Let's now introduce the following caveats:

1. Guest Services must wait for all pre-booked reservations to load.  Pre-booked reservations are ones made by travel agents.

2. Our travel agent, David Temple of Apple Vacations, never offered us the 'pre-book' option and rudely responded to my mother's complaining e-mail on this subject.

3. The dinner booking system was often down until 11AM.  The back and forth from beach chair to Guest Services route became all too familiar to and loathed by us all.

4. The icing on the cake?  When we finally arrived at these coveted dining establishments, for the first half of the week, we found them only half full.

Money/Change

I could get change for $100 and my new Belgian friends could get their first dollars ever at a small bank in Thailand’s Rongulua Market.

Yet, neither the Cambio Exchange, the Casino or the on-site luxury shop at Palma Paradisus break even smaller denominations.  That’s not entirely true.  At 7PM, the Casino could, but our cash-only scuba class was at 10AM that day.  And, the luxury shop would “if you buy something."  The front desk finally did do our exchange.  We had to wait in line with all of the new arrivals, but they did it.

While we ultimately got our desired outcome, pray tell, what were the Cambio employees being paid to do all day?

"Free" Water Excursions

Let me clarify free.  Free at Palma Paridisus means included in the “All-Inclusive” Resort all-encompassing fee, and anything that does not require a motor.

Thrilled there were so many good ones, we booked them for every day.  Sunday?  Cancelled due to weather.  Monday?  Cancelled due to weather.  Tuesday?  Cancelled due to weather.  Welcome to a stay on the Atlantic side, where the seas and your stay are much more weather impacted.

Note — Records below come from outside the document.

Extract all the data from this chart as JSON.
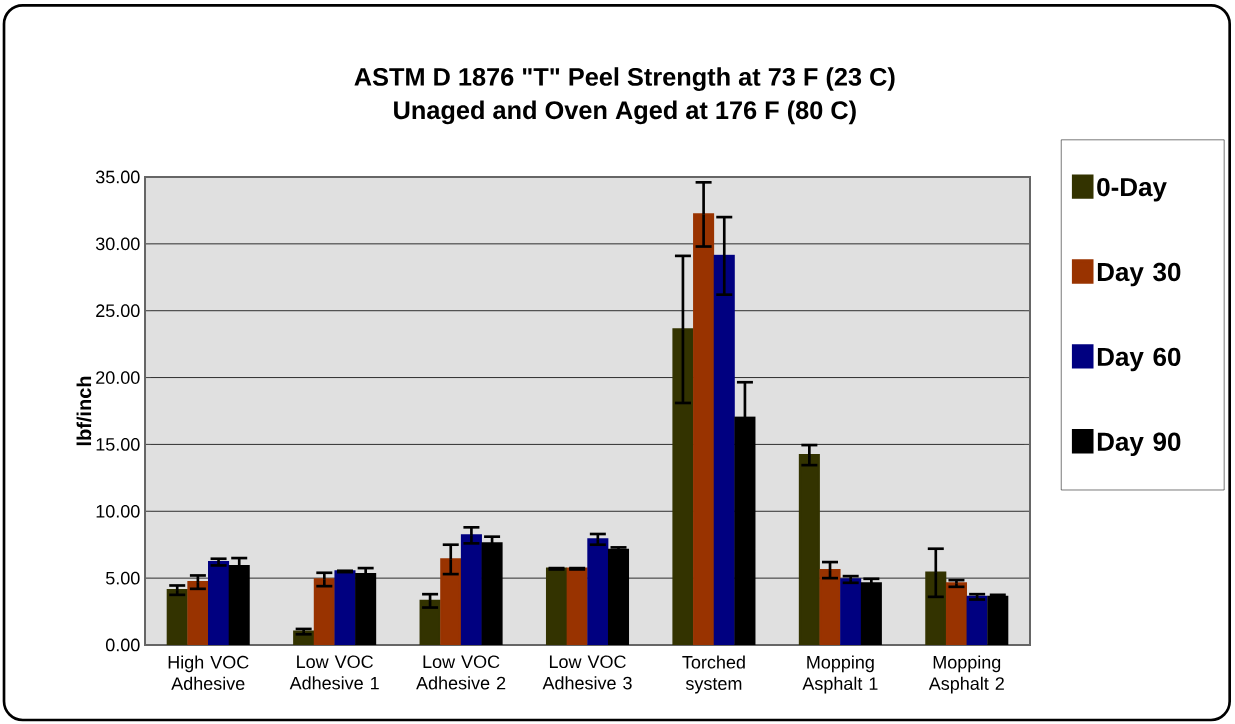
{
  "chart_data": {
    "type": "bar",
    "title": "ASTM D 1876 \"T\" Peel Strength at 73 F (23 C)",
    "subtitle": "Unaged and Oven Aged at 176 F (80 C)",
    "ylabel": "lbf/inch",
    "categories": [
      "High VOC Adhesive",
      "Low VOC Adhesive 1",
      "Low VOC Adhesive 2",
      "Low VOC Adhesive 3",
      "Torched system",
      "Mopping Asphalt 1",
      "Mopping Asphalt 2"
    ],
    "series": [
      {
        "name": "0-Day",
        "color": "#333300",
        "values": [
          4.1,
          1.0,
          3.3,
          5.7,
          23.6,
          14.2,
          5.4
        ],
        "errors": [
          0.35,
          0.2,
          0.5,
          0.05,
          5.5,
          0.75,
          1.8
        ]
      },
      {
        "name": "Day 30",
        "color": "#993300",
        "values": [
          4.7,
          4.9,
          6.4,
          5.7,
          32.2,
          5.6,
          4.6
        ],
        "errors": [
          0.5,
          0.5,
          1.1,
          0.05,
          2.4,
          0.6,
          0.25
        ]
      },
      {
        "name": "Day 60",
        "color": "#000080",
        "values": [
          6.2,
          5.5,
          8.2,
          7.9,
          29.1,
          4.9,
          3.6
        ],
        "errors": [
          0.25,
          0.05,
          0.6,
          0.4,
          2.9,
          0.25,
          0.2
        ]
      },
      {
        "name": "Day 90",
        "color": "#000000",
        "values": [
          5.9,
          5.3,
          7.6,
          7.1,
          17.0,
          4.6,
          3.6
        ],
        "errors": [
          0.6,
          0.45,
          0.5,
          0.2,
          2.65,
          0.35,
          0.15
        ]
      }
    ],
    "ylim": [
      0,
      35
    ],
    "yticks": [
      {
        "value": 0,
        "label": "0.00"
      },
      {
        "value": 5,
        "label": "5.00"
      },
      {
        "value": 10,
        "label": "10.00"
      },
      {
        "value": 15,
        "label": "15.00"
      },
      {
        "value": 20,
        "label": "20.00"
      },
      {
        "value": 25,
        "label": "25.00"
      },
      {
        "value": 30,
        "label": "30.00"
      },
      {
        "value": 35,
        "label": "35.00"
      }
    ],
    "grid": "y",
    "legend": "right"
  }
}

To be fair, this is one thing that the resort can't control, and they are liable for their guest's safety.  Yet, somehow, the same day that the visibilty was deemed "too poor" for our ‘free’ scuba excursion, it was not so for the paid scuba lesson participants...

Family-Friendly Facilities

My older sister and her two little children were part of our group.  To ensure their good time and her own relaxation, she had spoken at-length with David Temple of Apple Vacations, about which of Paradisus Palma Real's two resorts were most family friendly.  He had assured her that the one we ended up choosing—the larger one with the ocean view, not The Reserve—would best suit our needs.  I guess he missed that The Reserve has nightly, included, organized activities for kids, a supervised jungle gym, and a children's pool on his tour.  

All in all, we made our own fun.  You have to laugh at making English words from a Spanish Scrabble board!  We did manage to go on one (paid) excursion.  And, two of our group did get certified in Open Water Scuba.  We also developed a...passion for passion fruit and learned how easy it was to get antibiotics in DR: a phone call to a local pharmacy, $30 and a tip.  Finally, to reinforce, the spa was lovely.

In sum, it was unfortunate that our Apple Vacations representative was so incompetent, and that so many of the amenities that had drawn us to Palma Paradisus Real were not executed to their advertised level.

2 comments:

Ayngelina said...

What a disappointing vacation. But I'm so glad you wrote about it so others will know what to look out for.

Erika Meister said...

As I said, with good family, we made the most of it! One must!